Depuis son élection, Nicolas Sarkozy a mis de l’eau dans son vin. Il a rencontré le premier ministre turc Recep Tayyip Erdogan deux fois lors de l’Assemblée générale des Nations unies à New York et l’a assuré que la France ne s’opposerait pas à la négociation en cours tant qu’elle ne toucherait pas aux chapitres décisifs. Il lui a fallu aussi convaincre la Turquie que son projet d’Union méditerranéenne n’était pas une ruse pour la détourner de l’UE. Mission accomplie : Erdogan était le 13 juillet à Paris pour le lancement de l’Union pour la Méditerranée.

Délicate clause du référendum

Mais la passe la plus délicate fut la modification de l’obligation de recourir au référendum pour ratifier toute nouvelle adhésion à l’Union européenne.

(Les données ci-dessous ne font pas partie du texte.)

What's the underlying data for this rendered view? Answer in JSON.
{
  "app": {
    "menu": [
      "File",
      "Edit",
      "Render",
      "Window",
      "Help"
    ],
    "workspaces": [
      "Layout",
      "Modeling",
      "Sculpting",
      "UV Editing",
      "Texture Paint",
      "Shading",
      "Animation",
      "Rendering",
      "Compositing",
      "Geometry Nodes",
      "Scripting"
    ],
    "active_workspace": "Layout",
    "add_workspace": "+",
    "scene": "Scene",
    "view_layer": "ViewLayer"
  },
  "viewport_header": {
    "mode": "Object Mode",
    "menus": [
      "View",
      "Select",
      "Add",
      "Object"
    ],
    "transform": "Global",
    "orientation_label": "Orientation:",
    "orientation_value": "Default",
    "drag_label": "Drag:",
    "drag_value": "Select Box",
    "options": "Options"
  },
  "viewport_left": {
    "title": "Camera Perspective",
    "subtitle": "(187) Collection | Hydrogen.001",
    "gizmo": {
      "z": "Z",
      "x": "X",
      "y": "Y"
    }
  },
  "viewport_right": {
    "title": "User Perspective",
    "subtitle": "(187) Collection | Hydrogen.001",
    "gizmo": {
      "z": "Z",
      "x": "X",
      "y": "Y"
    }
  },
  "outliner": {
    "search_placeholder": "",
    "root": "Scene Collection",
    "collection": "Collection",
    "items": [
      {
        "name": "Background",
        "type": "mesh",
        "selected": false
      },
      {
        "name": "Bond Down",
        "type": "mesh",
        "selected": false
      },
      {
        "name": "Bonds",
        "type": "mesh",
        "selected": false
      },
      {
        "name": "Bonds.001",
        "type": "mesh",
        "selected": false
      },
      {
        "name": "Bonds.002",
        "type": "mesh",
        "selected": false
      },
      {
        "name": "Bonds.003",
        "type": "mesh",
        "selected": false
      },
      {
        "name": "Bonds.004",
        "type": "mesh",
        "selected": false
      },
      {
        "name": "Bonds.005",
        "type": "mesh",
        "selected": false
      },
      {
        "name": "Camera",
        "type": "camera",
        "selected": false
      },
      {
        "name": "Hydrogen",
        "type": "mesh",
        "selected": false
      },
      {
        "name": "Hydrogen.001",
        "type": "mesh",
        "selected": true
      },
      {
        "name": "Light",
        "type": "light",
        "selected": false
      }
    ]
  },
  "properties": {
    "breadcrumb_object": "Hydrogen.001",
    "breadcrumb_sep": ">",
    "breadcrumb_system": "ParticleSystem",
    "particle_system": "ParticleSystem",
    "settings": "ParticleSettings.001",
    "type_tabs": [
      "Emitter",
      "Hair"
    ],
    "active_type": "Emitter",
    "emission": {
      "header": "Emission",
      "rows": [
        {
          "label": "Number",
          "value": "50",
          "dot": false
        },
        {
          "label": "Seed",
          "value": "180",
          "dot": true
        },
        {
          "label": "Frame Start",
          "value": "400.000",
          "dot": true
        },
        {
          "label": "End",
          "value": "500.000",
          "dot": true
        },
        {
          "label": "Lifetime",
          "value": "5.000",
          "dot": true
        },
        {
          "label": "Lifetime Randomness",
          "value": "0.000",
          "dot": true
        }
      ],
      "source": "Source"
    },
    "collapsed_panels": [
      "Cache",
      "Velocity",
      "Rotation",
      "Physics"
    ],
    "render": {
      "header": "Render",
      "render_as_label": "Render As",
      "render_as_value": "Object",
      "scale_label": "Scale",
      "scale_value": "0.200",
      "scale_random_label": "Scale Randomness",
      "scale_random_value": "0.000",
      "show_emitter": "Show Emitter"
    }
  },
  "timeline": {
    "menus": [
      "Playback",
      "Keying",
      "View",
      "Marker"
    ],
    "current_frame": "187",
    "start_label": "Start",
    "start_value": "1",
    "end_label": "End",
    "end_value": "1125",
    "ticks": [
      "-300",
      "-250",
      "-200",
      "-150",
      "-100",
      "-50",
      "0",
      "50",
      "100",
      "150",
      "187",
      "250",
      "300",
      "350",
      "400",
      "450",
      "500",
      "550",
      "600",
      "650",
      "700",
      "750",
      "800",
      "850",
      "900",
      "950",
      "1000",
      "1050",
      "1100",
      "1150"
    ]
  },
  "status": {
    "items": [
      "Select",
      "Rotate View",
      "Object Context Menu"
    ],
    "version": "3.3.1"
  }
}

Cette clause, inscrite dans la Constitution par Jacques Chirac pour rassurer les adversaires de l’adhésion turque, était difficile à défendre vis-à-vis des autres nouveaux venus et jugée discriminante par Ankara. Un compromis a donc laborieusement été dégagé : « Le principe du référendum est maintenu, sauf si plus des trois cinquièmes des parlementaires des deux Assemblées ratifient une adhésion lors d’un vote préalable » , résume l’Élysée.

« Le retour du débat sur l’adhésion turque ne nous dérange pas du tout, on est au clair, le président a encore réaffirmé dimanche sa position, en désaccord avec Barack Obama » , fait savoir l’Élysée. Les adversaires de la réintégration pleine et entière de la France à l’Otan vont néanmoins s’employer à souligner que Nicolas Sarkozy va devoir désormais se faire le zélé serviteur des intérêts américains et faciliter l’entrée d’Ankara, à terme, dans l’Union européenne.

Le chef de l’État aura donc à coeur de montrer qu’il ne s’est pas laissé prendre dans les filets américains. Tout comme lors du G20, où il avait mis la pression sur les États-Unis, il devrait s’efforcer de convaincre qu’il est «  l’ami  », mais « l’ami debout  », des États-Unis.